Developer APIs and Integration Patterns
The Bakong Open API provides a RESTful interface for financial institutions and licensed fintech companies to integrate with the payment network. The API supports account lookup, payment initiation, transaction status queries, and webhook-based notifications for real-time settlement confirmation.
Integration follows a tiered model. Banks and licensed payment service providers connect directly to the Bakong API gateway. Merchants and enterprises access Bakong through their bank's API layer or through licensed payment aggregators. Authentication uses OAuth 2.0 with mutual TLS for transport security. CamFinTech assists enterprises in designing their integration architecture, mapping business workflows to Bakong API endpoints, and building reconciliation pipelines.
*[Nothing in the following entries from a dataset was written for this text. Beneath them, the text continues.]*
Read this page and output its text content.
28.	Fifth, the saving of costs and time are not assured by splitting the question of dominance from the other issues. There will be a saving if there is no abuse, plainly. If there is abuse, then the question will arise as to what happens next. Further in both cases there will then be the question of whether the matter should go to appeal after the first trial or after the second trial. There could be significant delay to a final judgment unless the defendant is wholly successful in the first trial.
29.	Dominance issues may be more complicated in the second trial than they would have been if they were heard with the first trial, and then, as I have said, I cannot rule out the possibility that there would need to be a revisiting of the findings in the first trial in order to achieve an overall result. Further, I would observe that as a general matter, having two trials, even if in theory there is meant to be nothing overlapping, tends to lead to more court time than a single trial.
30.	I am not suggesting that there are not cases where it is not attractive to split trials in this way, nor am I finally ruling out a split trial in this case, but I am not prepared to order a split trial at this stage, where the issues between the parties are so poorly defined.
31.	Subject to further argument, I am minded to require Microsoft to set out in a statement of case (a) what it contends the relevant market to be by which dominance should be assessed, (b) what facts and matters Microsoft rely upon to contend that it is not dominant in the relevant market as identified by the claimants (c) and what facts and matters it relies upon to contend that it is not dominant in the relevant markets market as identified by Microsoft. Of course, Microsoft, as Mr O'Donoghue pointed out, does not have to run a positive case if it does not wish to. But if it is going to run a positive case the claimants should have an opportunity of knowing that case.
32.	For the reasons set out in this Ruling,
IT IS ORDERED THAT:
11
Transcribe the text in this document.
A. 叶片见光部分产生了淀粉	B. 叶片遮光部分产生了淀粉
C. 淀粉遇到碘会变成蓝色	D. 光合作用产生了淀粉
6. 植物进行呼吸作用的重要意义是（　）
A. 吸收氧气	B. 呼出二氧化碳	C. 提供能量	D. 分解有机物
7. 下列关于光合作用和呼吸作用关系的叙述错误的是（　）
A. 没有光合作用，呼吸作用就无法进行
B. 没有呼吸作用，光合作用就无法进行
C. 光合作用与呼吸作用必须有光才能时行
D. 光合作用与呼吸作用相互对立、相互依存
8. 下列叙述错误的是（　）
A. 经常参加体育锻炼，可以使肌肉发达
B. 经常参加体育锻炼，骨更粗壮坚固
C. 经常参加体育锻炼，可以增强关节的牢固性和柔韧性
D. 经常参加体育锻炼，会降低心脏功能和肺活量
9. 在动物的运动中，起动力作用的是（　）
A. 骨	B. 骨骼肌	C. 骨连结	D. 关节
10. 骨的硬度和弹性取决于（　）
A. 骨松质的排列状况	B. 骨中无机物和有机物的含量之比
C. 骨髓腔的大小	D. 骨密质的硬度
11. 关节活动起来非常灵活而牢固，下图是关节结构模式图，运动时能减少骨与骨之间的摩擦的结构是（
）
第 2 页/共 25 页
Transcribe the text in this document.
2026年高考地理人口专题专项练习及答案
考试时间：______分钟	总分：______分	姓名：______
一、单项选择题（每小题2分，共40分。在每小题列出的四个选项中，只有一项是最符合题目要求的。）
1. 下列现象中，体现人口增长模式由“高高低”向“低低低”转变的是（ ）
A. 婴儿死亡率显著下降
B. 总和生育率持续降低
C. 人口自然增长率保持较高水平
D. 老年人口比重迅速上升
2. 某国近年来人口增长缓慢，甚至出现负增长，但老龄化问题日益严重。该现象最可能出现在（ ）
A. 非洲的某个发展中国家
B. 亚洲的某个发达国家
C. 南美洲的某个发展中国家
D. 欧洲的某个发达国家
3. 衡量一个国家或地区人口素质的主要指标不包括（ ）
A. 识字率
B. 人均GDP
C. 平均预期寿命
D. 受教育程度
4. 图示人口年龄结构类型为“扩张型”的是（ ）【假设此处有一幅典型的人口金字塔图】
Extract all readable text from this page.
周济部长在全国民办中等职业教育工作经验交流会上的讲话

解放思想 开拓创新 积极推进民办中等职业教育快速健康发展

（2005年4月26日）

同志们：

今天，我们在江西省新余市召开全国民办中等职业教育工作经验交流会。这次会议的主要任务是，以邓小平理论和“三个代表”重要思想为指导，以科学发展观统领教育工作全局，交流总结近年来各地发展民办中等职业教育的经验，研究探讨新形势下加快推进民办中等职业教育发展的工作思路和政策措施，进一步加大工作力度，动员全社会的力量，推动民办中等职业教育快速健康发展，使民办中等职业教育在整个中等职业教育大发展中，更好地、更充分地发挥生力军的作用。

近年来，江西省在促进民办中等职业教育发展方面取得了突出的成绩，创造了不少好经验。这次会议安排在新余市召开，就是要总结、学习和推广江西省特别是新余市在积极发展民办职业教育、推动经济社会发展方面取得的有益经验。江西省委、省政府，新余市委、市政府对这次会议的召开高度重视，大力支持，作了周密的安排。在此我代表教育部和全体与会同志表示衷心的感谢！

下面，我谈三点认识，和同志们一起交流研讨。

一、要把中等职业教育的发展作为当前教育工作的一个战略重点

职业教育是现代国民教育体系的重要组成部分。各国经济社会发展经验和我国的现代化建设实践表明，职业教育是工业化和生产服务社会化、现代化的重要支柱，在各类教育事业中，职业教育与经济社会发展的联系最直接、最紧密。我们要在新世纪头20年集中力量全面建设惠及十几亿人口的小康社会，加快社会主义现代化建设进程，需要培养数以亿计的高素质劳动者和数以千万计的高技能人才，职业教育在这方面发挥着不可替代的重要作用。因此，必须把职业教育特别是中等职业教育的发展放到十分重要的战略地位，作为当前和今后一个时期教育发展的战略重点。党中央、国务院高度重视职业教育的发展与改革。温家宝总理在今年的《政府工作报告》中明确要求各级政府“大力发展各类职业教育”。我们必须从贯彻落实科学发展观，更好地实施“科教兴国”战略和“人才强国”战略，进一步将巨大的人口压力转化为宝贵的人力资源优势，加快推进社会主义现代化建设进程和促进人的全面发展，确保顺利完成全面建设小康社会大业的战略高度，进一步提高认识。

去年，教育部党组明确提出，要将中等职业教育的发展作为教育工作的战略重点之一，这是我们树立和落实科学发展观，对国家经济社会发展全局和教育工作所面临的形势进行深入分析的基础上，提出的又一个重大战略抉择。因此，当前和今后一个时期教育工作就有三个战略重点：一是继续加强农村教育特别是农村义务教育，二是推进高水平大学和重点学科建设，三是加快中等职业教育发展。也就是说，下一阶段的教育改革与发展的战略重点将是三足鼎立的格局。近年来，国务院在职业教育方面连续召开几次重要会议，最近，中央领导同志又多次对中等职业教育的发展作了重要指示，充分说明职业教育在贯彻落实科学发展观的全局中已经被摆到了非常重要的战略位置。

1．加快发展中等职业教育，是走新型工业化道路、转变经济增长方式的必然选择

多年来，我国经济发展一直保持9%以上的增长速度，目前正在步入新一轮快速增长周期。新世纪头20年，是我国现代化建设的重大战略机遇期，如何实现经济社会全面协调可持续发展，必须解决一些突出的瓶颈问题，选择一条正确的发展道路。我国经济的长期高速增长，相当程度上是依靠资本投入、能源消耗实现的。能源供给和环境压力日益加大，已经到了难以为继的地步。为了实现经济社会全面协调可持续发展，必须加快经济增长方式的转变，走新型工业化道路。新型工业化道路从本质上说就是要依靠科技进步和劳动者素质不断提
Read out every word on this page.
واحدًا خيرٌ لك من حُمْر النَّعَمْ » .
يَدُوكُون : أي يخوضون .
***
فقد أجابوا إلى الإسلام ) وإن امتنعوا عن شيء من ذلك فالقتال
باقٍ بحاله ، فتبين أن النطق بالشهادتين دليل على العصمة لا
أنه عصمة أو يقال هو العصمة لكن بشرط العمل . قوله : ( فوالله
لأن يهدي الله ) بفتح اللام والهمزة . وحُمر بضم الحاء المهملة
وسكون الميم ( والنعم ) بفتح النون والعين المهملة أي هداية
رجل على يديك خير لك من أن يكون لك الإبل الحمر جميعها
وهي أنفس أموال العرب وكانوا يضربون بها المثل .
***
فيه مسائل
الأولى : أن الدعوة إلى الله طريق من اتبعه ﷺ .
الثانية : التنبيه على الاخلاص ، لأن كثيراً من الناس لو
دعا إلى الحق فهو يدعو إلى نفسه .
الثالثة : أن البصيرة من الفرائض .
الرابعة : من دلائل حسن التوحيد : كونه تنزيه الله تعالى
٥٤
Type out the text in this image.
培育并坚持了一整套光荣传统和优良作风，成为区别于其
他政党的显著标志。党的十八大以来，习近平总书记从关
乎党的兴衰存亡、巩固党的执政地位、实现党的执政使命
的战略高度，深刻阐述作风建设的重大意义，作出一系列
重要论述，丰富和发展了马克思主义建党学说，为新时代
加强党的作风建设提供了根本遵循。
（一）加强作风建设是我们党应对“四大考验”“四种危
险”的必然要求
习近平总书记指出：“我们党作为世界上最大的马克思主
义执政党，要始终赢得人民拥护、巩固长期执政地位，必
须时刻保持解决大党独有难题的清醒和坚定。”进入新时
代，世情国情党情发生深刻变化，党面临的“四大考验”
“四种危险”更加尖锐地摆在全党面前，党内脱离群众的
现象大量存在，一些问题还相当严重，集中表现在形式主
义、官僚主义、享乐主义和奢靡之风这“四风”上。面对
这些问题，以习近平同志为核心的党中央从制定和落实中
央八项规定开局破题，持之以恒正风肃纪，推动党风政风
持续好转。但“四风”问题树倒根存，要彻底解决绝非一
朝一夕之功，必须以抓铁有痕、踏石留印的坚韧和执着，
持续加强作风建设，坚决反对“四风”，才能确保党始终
Bakong API Integration Tiers
Tier
Entity Type
Access Method
Capabilities
Tier 1
NBC
Direct ledger access
Full system administration
Tier 2
Licensed banks
Bakong Open API
Payment initiation, settlement, account services
Tier 3
Payment service providers
Bakong Open API (restricted)
E-wallet operations, merchant services
Tier 4
Enterprises / merchants
Bank partner API
Payment acceptance, status queries, reconciliation
Security and Regulatory Safeguards
Bakong implements multiple layers of security mandated by the NBC. All data in transit is encrypted with TLS 1.3, and all data at rest on the Iroha ledger is cryptographically hashed. The permissioned blockchain design means that only NBC-authorized nodes can validate transactions, eliminating the 51% attack vectors present in public blockchains.
On the regulatory side, all Bakong participants must comply with NBC Prakas (regulations) on anti-money laundering (AML) and combating the financing of terrorism (CFT). Transaction monitoring systems flag suspicious patterns in real time. The NBC conducts regular audits of participant institutions and can freeze accounts or reverse transactions when fraud is detected, a capability that decentralized cryptocurrencies fundamentally lack.
Strategic Implications for Enterprise FinTech
For enterprises evaluating Cambodia's digital payment landscape, Bakong represents mandatory infrastructure rather than an optional channel. The NBC's strategy is to route all domestic retail payments through Bakong rails over time, making direct integration a strategic imperative.
CamFinTech advises enterprises on three integration horizons: immediate KHQR acceptance for retail operations, medium-term API integration for automated B2B payments and reconciliation, and long-term positioning for cross-border payment corridors as ASEAN linkages mature. Companies that build Bakong-native payment systems now will have a structural advantage as Cambodia's digital economy scales toward the government's 2035 Digital Economy Framework targets.
Mobile money and digital payment adoption in Cambodia reached 73% of the adult population in 2024, up from 36% in 2017, driven largely by Bakong infrastructure.
— World Bank Global Findex Database, 2024
Cross-border remittance costs from Thailand to Cambodia fell by approximately 50% after Bakong-PromptPay linkage, from an average 10% to under 5% of transaction value.